Das Symposium wird ausgerichtet von Prof. Dr. Norbert Otto Eke und PD Dr. Stefan Elit und findet ganztägig und ist öffentlich. Um das freiwillige Tragen von Hygienemasken wird gebeten.

Termin, Ort und Programm:

Freitag, 10.06.2022, 9-18 Uhr, in der Studiobühne der Universität, Campus Warburger Straße 100, D-33098 Paderborn

9.15-9:30 Uhr: Begrüßung durch Prof. Dr. Norbert Otto Eke und PD Dr. Stefan Elit

9:30-10:15 Uhr: Prof. Dr. Claudia Stockinger (HU Berlin): Die rechtschaffenen Romantiker. Ingo Schulzes Verfasser

10:45-11:30 Uhr: Dr. Naser Šečerović (Univ. Sarajevo): Faust im Spiegel. Ingo Schulzes „Neue Leben“

11:30-12:15 Uhr: PD Dr. Stefan Elit (Univ. Paderborn): Lebendige Anschauung auf Abwegen.
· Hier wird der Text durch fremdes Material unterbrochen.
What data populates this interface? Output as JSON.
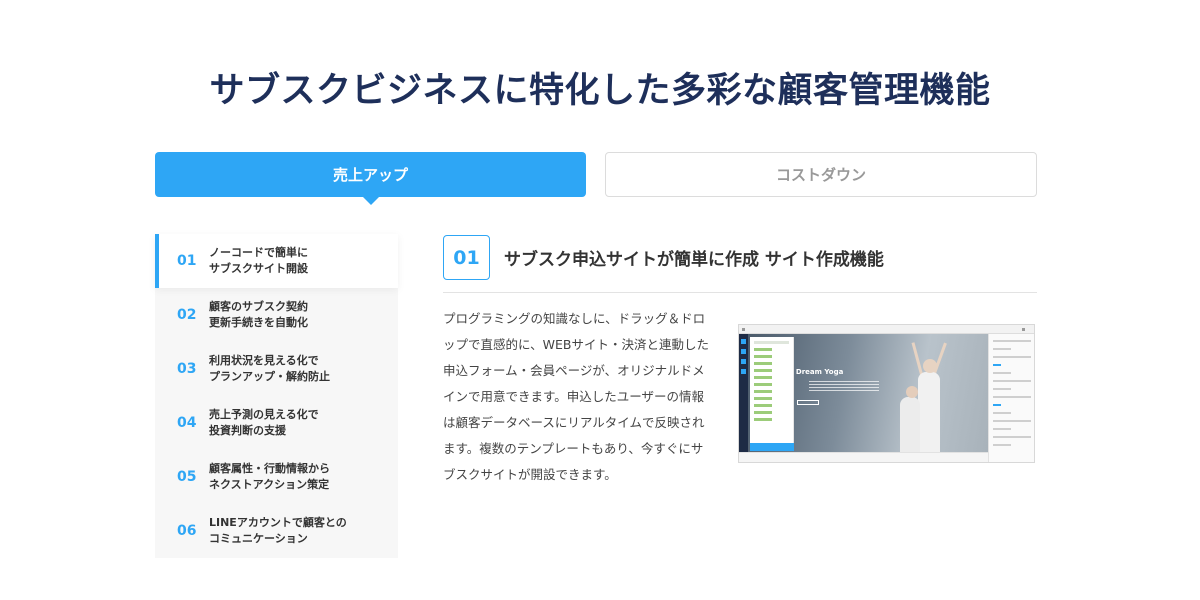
{
  "heading": "サブスクビジネスに特化した多彩な顧客管理機能",
  "tabs": [
    {
      "label": "売上アップ",
      "active": true
    },
    {
      "label": "コストダウン",
      "active": false
    }
  ],
  "menu": [
    {
      "num": "01",
      "label": "ノーコードで簡単に\nサブスクサイト開設",
      "active": true
    },
    {
      "num": "02",
      "label": "顧客のサブスク契約\n更新手続きを自動化",
      "active": false
    },
    {
      "num": "03",
      "label": "利用状況を見える化で\nプランアップ・解約防止",
      "active": false
    },
    {
      "num": "04",
      "label": "売上予測の見える化で\n投資判断の支援",
      "active": false
    },
    {
      "num": "05",
      "label": "顧客属性・行動情報から\nネクストアクション策定",
      "active": false
    },
    {
      "num": "06",
      "label": "LINEアカウントで顧客との\nコミュニケーション",
      "active": false
    }
  ],
  "content": {
    "num": "01",
    "title": "サブスク申込サイトが簡単に作成 サイト作成機能",
    "description": "プログラミングの知識なしに、ドラッグ＆ドロップで直感的に、WEBサイト・決済と連動した申込フォーム・会員ページが、オリジナルドメインで用意できます。申込したユーザーの情報は顧客データベースにリアルタイムで反映されます。複数のテンプレートもあり、今すぐにサブスクサイトが開設できます。",
    "screenshot_text": "r Dream Yoga"
  },
  "colors": {
    "accent": "#2ea6f5",
    "heading": "#1e2f5a"
  }
}
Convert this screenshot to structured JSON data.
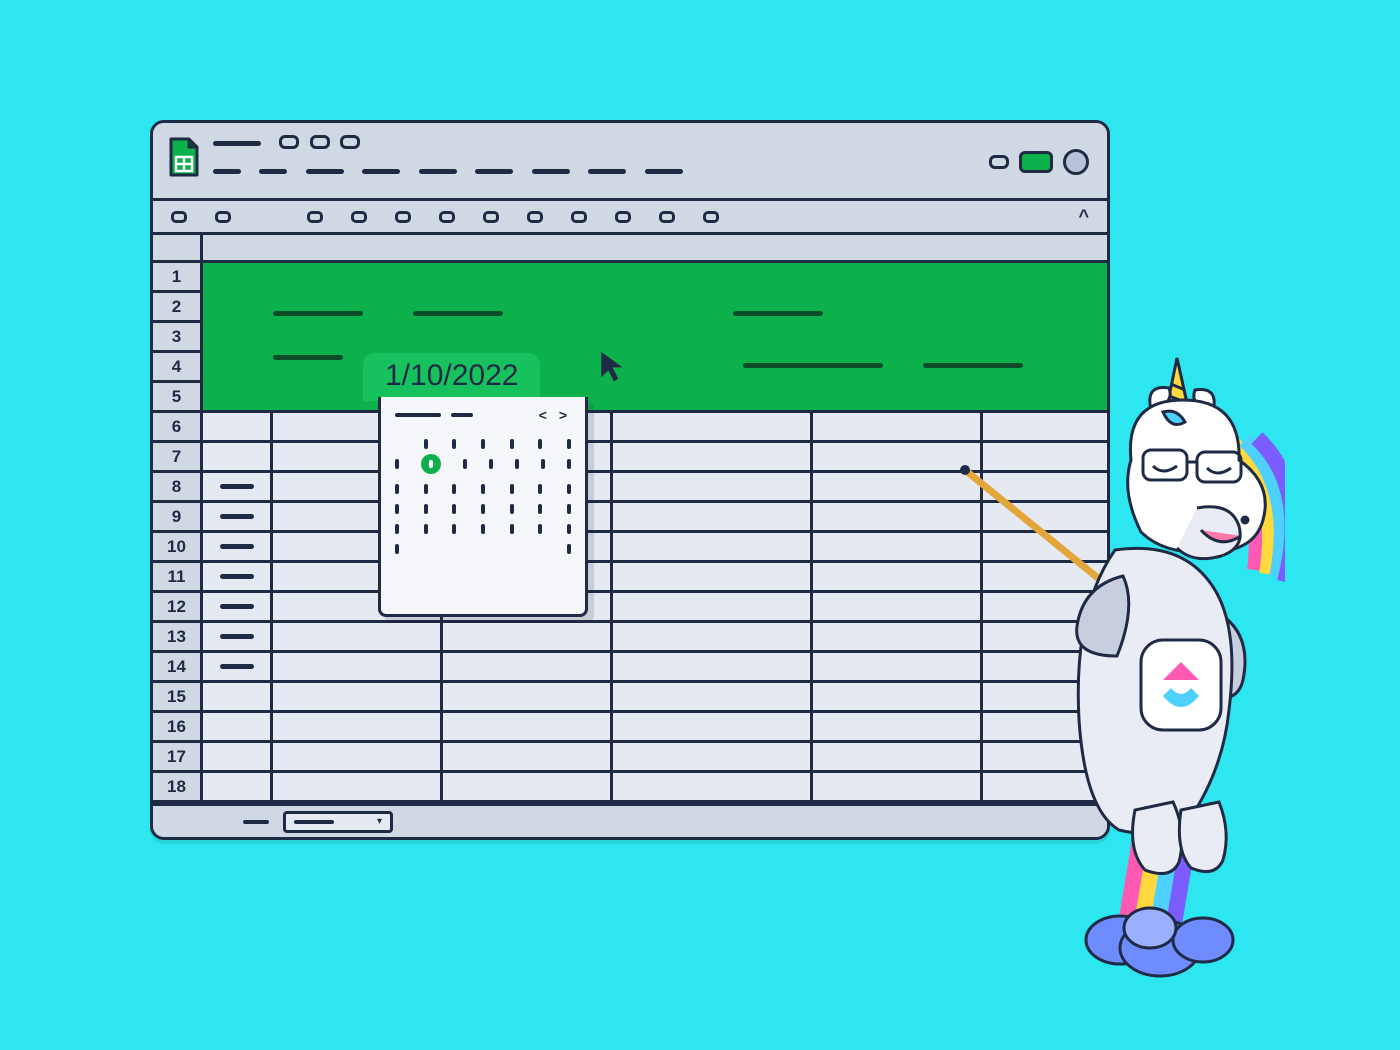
{
  "window": {
    "app": "spreadsheet",
    "collapse_glyph": "^"
  },
  "rows": [
    "1",
    "2",
    "3",
    "4",
    "5",
    "6",
    "7",
    "8",
    "9",
    "10",
    "11",
    "12",
    "13",
    "14",
    "15",
    "16",
    "17",
    "18"
  ],
  "date_input": {
    "value": "1/10/2022"
  },
  "datepicker": {
    "nav_glyph": "< >",
    "rows": 6,
    "cols": 7,
    "selected_row": 1,
    "selected_col": 1
  },
  "sheet_tab": {
    "caret": "▾"
  },
  "colors": {
    "background": "#2EE6F0",
    "accent": "#0DB14B",
    "stroke": "#1F2A44"
  }
}
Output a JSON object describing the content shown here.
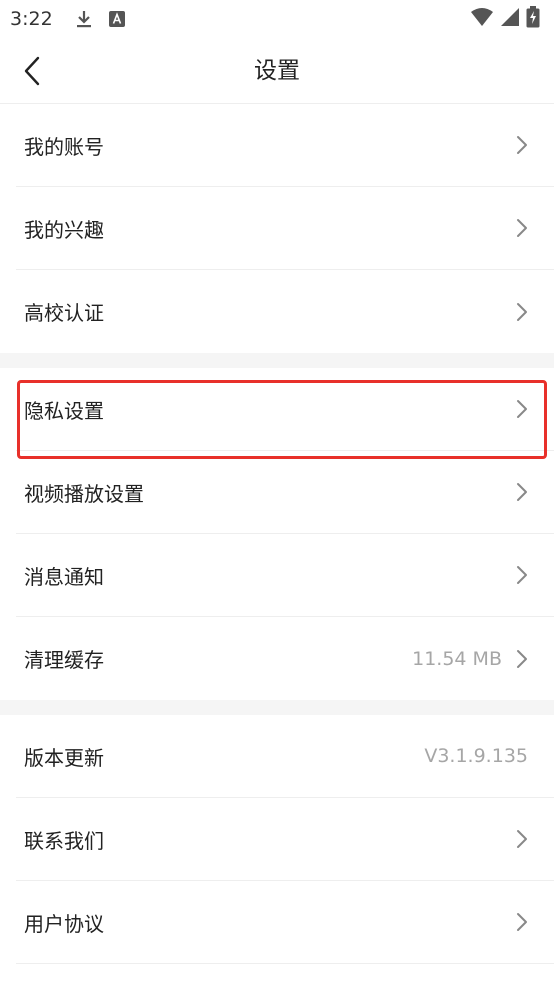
{
  "status_bar": {
    "time": "3:22",
    "icons_left": [
      "download-icon",
      "a-text-notification-icon"
    ],
    "icons_right": [
      "wifi-icon",
      "cell-signal-icon",
      "battery-charging-icon"
    ]
  },
  "header": {
    "title": "设置",
    "back_icon": "chevron-left-icon"
  },
  "groups": [
    {
      "items": [
        {
          "label": "我的账号",
          "value": ""
        },
        {
          "label": "我的兴趣",
          "value": ""
        },
        {
          "label": "高校认证",
          "value": ""
        }
      ]
    },
    {
      "items": [
        {
          "label": "隐私设置",
          "value": ""
        },
        {
          "label": "视频播放设置",
          "value": ""
        },
        {
          "label": "消息通知",
          "value": ""
        },
        {
          "label": "清理缓存",
          "value": "11.54 MB"
        }
      ]
    },
    {
      "items": [
        {
          "label": "版本更新",
          "value": "V3.1.9.135"
        },
        {
          "label": "联系我们",
          "value": ""
        },
        {
          "label": "用户协议",
          "value": ""
        }
      ]
    }
  ],
  "colors": {
    "highlight": "#e8302a",
    "divider": "#eeeeee",
    "group_gap": "#f5f5f5",
    "secondary_text": "#a6a6a6"
  }
}
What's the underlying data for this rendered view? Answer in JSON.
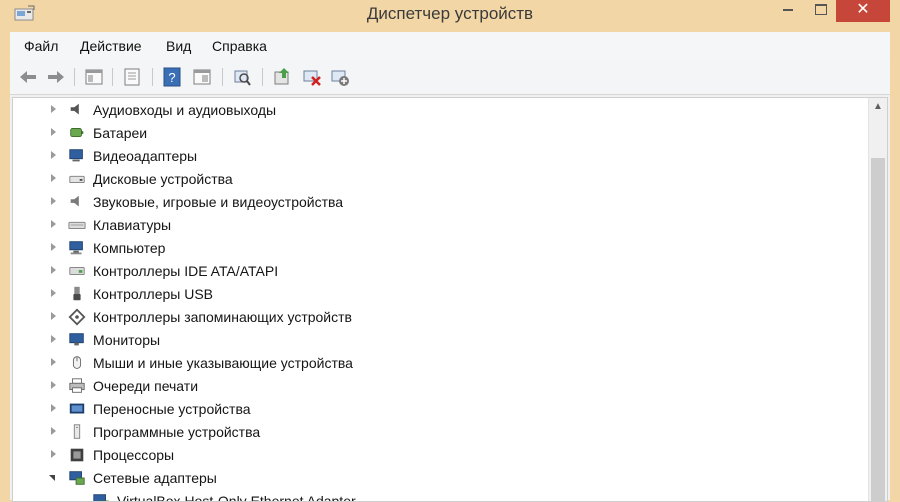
{
  "window": {
    "title": "Диспетчер устройств",
    "close_symbol": "✕",
    "accent_close": "#c7463a"
  },
  "menu": {
    "file": "Файл",
    "action": "Действие",
    "view": "Вид",
    "help": "Справка"
  },
  "toolbar": {
    "icons": [
      "back-arrow-icon",
      "forward-arrow-icon",
      "properties-view-icon",
      "window-icon",
      "help-icon",
      "properties-icon",
      "scan-hardware-icon",
      "update-driver-icon",
      "disable-device-icon",
      "uninstall-device-icon"
    ]
  },
  "tree": {
    "items": [
      {
        "label": "Аудиовходы и аудиовыходы",
        "icon": "speaker-icon"
      },
      {
        "label": "Батареи",
        "icon": "battery-icon"
      },
      {
        "label": "Видеоадаптеры",
        "icon": "display-adapter-icon"
      },
      {
        "label": "Дисковые устройства",
        "icon": "disk-drive-icon"
      },
      {
        "label": "Звуковые, игровые и видеоустройства",
        "icon": "sound-icon"
      },
      {
        "label": "Клавиатуры",
        "icon": "keyboard-icon"
      },
      {
        "label": "Компьютер",
        "icon": "computer-icon"
      },
      {
        "label": "Контроллеры IDE ATA/ATAPI",
        "icon": "ide-controller-icon"
      },
      {
        "label": "Контроллеры USB",
        "icon": "usb-icon"
      },
      {
        "label": "Контроллеры запоминающих устройств",
        "icon": "storage-controller-icon"
      },
      {
        "label": "Мониторы",
        "icon": "monitor-icon"
      },
      {
        "label": "Мыши и иные указывающие устройства",
        "icon": "mouse-icon"
      },
      {
        "label": "Очереди печати",
        "icon": "printer-icon"
      },
      {
        "label": "Переносные устройства",
        "icon": "portable-device-icon"
      },
      {
        "label": "Программные устройства",
        "icon": "software-device-icon"
      },
      {
        "label": "Процессоры",
        "icon": "processor-icon"
      },
      {
        "label": "Сетевые адаптеры",
        "icon": "network-adapter-icon",
        "expanded": true
      },
      {
        "label": "VirtualBox Host-Only Ethernet Adapter",
        "icon": "network-card-icon",
        "child": true
      }
    ]
  }
}
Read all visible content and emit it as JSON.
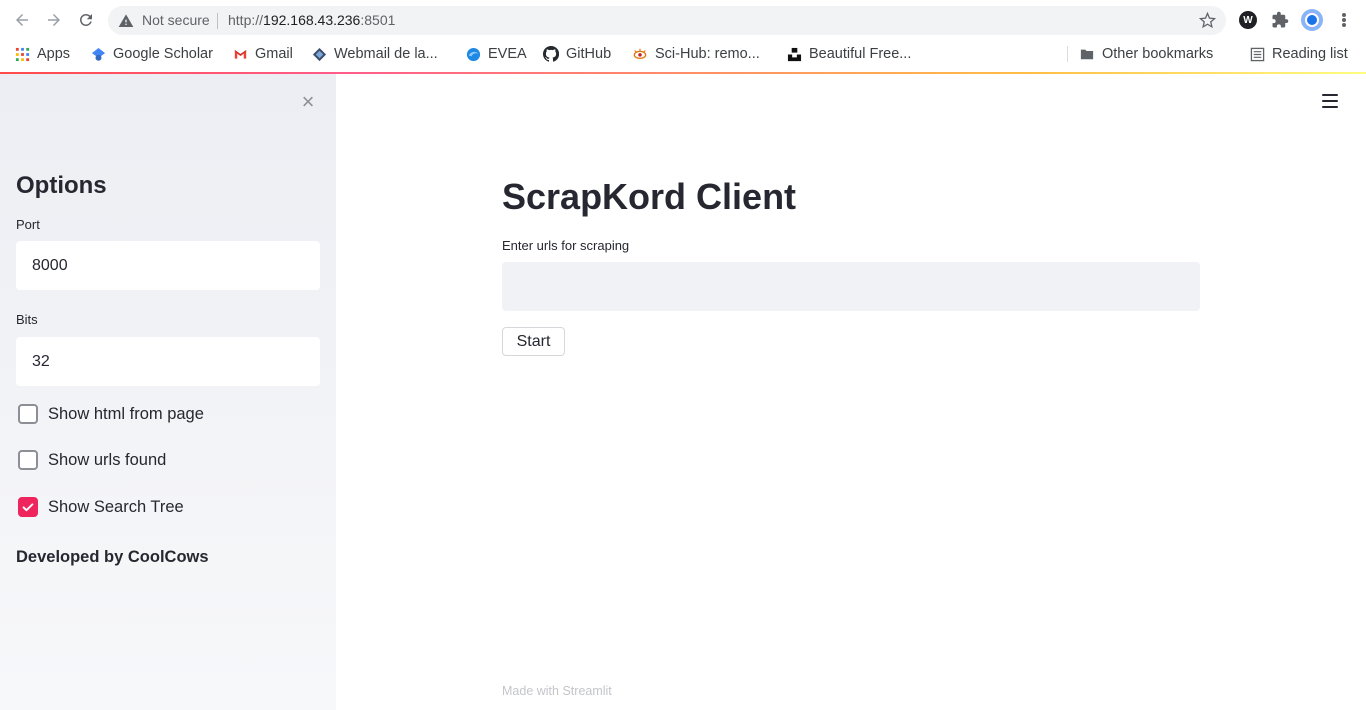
{
  "browser": {
    "security_label": "Not secure",
    "url_prefix": "http://",
    "url_host": "192.168.43.236",
    "url_port": ":8501",
    "bookmarks": [
      {
        "label": "Apps",
        "icon": "apps-grid-icon"
      },
      {
        "label": "Google Scholar",
        "icon": "scholar-icon"
      },
      {
        "label": "Gmail",
        "icon": "gmail-icon"
      },
      {
        "label": "Webmail de la...",
        "icon": "webmail-icon"
      },
      {
        "label": "EVEA",
        "icon": "evea-icon"
      },
      {
        "label": "GitHub",
        "icon": "github-icon"
      },
      {
        "label": "Sci-Hub: remo...",
        "icon": "scihub-icon"
      },
      {
        "label": "Beautiful Free...",
        "icon": "unsplash-icon"
      }
    ],
    "other_bookmarks": "Other bookmarks",
    "reading_list": "Reading list"
  },
  "sidebar": {
    "title": "Options",
    "port_label": "Port",
    "port_value": "8000",
    "bits_label": "Bits",
    "bits_value": "32",
    "checkboxes": [
      {
        "label": "Show html from page",
        "checked": false
      },
      {
        "label": "Show urls found",
        "checked": false
      },
      {
        "label": "Show Search Tree",
        "checked": true
      }
    ],
    "footer": "Developed by CoolCows"
  },
  "main": {
    "title": "ScrapKord Client",
    "urls_label": "Enter urls for scraping",
    "urls_value": "",
    "start_label": "Start",
    "footer_prefix": "Made with",
    "footer_brand": "Streamlit"
  },
  "colors": {
    "accent": "#f0245d",
    "sidebar_bg": "#f0f2f6",
    "text": "#262730"
  }
}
Irrwitzig-komische Kunstbetrachtungen in Ingo Schulzes Band „Tasso im Irrenhaus“ und Frank Witzels Van-Reuningen-Texten

- Mittagspause -

13:45-14:30 Uhr: PD Dr. Jan-Christopher Assmann (Univ. Bergamo / Frankfurt/Main): „jetzt kaufen und lesen“. Titel bei Ingo Schulze und Frank Witzel

14:30-15:15 Uhr: Prof. Dr. Anke Detken und Prof. Dr. Gerhard Kaiser (Univ. Göttingen): Die „Idee eines unendlichen Buches“. Entgrenzung und Vielstimmigkeit in Frank Witzels "Die Erfindung"

15:30-16:15 Uhr: Prof. Dr. Norbert Otto Eke (Univ. Paderborn): Jean-Paul-Bezüge bei Ingo Schulze („Peter Holtz“) und Frank Witzel („Die Erfindung [...]“)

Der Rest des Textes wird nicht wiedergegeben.